朝食を食べ終えて、僕は颯太を連れて私室へと入った。颯太が持ってきた情報を細かく聞くためだ。
「そのことなんだが、六人は病気や怪我で此花町総合病院へ入院してるんだよ。取り敢えず話を聞いてきたんだが…。」
「で、共通点はあったのか?」
「あるにはあった。先祖に天皇家に関わる人物がいるってのがそれだ。」
それを聞いて、僕は顔をしかめた。分かったとして、天皇家に関することを調べることなど容易ではない。それも、ある程度まで絞り込めればどうにかなるが、あまりにも幅が広すぎるのだ。
「それで千年桜を併用して考えたんだが、あの蓬莱寺跡は昔の貴族の別邸だったんだろ?だったら、そこらへんから分からないかなぁとか思うわけだ。」
「気楽に言ってくれる。確かに、あれは貴族の別邸だったが…天皇家からはかなり離れた家柄だったはすだ。調べても何もないと思うがなぁ…。」
僕がそこまで言うと、颯太はあっと言う顔をして言った。
「これと関係ある依頼があったんだ!」
「こんなときに依頼か…。で、どこから持ってきたんだ?」
先にも話してあるが、僕は“解呪師”なのだ。依頼が無くては仕事にならないし、言ってみれば颯太はマネージャー的なこともしている。それでこうして依頼を持ってくることもあるのだ。
「依頼主は、東方満天大社だよ。」
僕は少し戸惑った。
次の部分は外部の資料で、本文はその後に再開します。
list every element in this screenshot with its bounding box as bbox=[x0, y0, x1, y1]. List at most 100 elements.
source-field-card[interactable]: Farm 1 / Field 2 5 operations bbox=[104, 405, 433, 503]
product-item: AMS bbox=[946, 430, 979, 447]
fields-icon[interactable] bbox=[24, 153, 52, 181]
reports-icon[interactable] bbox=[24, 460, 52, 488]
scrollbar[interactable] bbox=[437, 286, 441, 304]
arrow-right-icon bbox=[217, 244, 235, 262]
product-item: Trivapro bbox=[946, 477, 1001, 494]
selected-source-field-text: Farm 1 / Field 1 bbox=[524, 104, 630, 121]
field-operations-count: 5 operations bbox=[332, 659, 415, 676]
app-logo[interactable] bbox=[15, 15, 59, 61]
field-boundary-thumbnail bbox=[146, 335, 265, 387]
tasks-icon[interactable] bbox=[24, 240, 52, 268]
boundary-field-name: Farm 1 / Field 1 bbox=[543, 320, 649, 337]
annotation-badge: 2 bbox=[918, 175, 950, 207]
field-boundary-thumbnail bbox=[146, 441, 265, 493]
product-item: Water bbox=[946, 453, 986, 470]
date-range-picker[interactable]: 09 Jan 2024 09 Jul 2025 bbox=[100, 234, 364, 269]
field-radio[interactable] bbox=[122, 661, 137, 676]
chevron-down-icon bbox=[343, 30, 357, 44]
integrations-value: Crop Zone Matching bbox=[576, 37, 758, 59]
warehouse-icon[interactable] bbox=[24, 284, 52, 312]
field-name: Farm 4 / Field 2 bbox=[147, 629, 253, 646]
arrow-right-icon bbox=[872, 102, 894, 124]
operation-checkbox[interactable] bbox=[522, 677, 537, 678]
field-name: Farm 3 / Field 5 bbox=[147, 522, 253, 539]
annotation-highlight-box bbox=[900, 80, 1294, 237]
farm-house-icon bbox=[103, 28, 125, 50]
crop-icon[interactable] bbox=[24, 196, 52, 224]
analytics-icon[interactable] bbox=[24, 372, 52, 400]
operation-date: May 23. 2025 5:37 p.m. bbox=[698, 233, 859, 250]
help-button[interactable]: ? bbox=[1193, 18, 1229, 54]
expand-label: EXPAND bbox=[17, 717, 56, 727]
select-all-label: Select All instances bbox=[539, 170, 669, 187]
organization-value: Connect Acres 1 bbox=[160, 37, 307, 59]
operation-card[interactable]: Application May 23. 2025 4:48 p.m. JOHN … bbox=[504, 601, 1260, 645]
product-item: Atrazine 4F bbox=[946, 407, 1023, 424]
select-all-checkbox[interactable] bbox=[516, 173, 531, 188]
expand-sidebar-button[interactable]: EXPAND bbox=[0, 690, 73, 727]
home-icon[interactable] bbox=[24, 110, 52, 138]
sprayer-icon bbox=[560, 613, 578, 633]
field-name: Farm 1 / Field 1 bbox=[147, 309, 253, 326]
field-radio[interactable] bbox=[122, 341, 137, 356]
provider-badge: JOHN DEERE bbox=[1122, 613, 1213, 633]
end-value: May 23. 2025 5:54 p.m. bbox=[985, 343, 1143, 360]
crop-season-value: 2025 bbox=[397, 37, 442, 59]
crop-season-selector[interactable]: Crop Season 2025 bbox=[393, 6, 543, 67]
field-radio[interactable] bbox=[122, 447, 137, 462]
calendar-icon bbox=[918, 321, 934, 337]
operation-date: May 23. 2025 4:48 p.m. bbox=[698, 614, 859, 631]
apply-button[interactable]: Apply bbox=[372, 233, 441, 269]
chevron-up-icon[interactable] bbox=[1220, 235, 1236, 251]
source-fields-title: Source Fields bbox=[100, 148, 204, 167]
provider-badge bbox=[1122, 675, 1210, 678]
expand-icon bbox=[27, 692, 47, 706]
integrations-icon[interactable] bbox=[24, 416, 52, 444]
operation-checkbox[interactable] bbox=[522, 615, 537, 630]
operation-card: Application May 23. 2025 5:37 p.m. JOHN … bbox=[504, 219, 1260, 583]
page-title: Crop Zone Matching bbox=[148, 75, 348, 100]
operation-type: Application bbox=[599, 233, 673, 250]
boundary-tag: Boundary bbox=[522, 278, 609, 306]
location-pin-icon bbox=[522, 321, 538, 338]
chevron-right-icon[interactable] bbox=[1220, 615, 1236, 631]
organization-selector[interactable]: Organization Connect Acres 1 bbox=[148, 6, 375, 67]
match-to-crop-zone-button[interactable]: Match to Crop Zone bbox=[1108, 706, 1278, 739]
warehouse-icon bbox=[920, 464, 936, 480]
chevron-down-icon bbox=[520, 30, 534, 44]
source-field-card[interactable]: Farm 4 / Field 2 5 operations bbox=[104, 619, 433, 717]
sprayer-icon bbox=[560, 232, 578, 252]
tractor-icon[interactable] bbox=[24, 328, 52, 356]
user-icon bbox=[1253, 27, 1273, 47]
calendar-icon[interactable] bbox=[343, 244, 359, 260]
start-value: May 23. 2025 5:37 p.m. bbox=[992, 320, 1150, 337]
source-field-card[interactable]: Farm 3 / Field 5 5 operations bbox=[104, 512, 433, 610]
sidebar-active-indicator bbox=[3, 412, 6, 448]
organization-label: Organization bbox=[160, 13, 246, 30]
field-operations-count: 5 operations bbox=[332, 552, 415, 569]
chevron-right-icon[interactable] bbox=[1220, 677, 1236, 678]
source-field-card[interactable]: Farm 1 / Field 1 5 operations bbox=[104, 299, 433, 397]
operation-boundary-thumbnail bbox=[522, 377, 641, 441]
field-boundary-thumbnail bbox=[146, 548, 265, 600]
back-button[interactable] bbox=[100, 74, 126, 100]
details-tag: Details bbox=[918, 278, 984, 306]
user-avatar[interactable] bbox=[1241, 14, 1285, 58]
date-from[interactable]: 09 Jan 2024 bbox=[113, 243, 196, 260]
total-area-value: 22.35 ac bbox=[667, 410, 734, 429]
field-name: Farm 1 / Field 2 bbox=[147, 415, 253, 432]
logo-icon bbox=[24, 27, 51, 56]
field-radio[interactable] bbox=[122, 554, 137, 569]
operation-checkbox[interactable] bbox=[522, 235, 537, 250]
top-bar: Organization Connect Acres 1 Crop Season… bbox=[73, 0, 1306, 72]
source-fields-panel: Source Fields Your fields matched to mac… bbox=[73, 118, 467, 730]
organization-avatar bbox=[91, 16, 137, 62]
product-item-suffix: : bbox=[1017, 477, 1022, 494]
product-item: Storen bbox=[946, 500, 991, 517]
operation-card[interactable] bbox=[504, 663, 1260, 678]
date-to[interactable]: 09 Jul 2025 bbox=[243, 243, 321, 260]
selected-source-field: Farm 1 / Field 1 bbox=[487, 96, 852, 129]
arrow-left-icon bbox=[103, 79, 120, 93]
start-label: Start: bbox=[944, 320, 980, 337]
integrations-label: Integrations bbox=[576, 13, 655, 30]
あそこの宮司は、かなりの力を持っているはずだ。櫪家の力を借りなくとも解決出来ると思ったのだ。
しかし、そうも言ってられない理由があるらしかった。
「夏輝の考えも分かるぜ?だがな、あの満天大社にある桜なんだが、あれって千年桜から枝分けしたもんなんだってよ。なんでも、今から百三十年ほど前に植えられたとか言ってたなぁ。それでな、その桜が五月も終ろうかって今に、意味もなく狂い咲いてるんだ。」
「そういうことか…。」
こちらの千年桜の件が解決出来れば、恐らく満天大社の桜も収まるだろう。
しかし…あの夢の女性の正体が分からなくては、こちらから手の出しようがない。聖域たる天満大社の桜さえ狂い咲かせるだけの力…。それほどの狂気…。
…チリン…
「鈴の音が…。」
「はぁ?なんも聞こえないぞ?」
これもあの女性の仕業なのか?僕に一体、何を望んでいるのかは分からない。だが、何かがあるのだろうことは確かだ。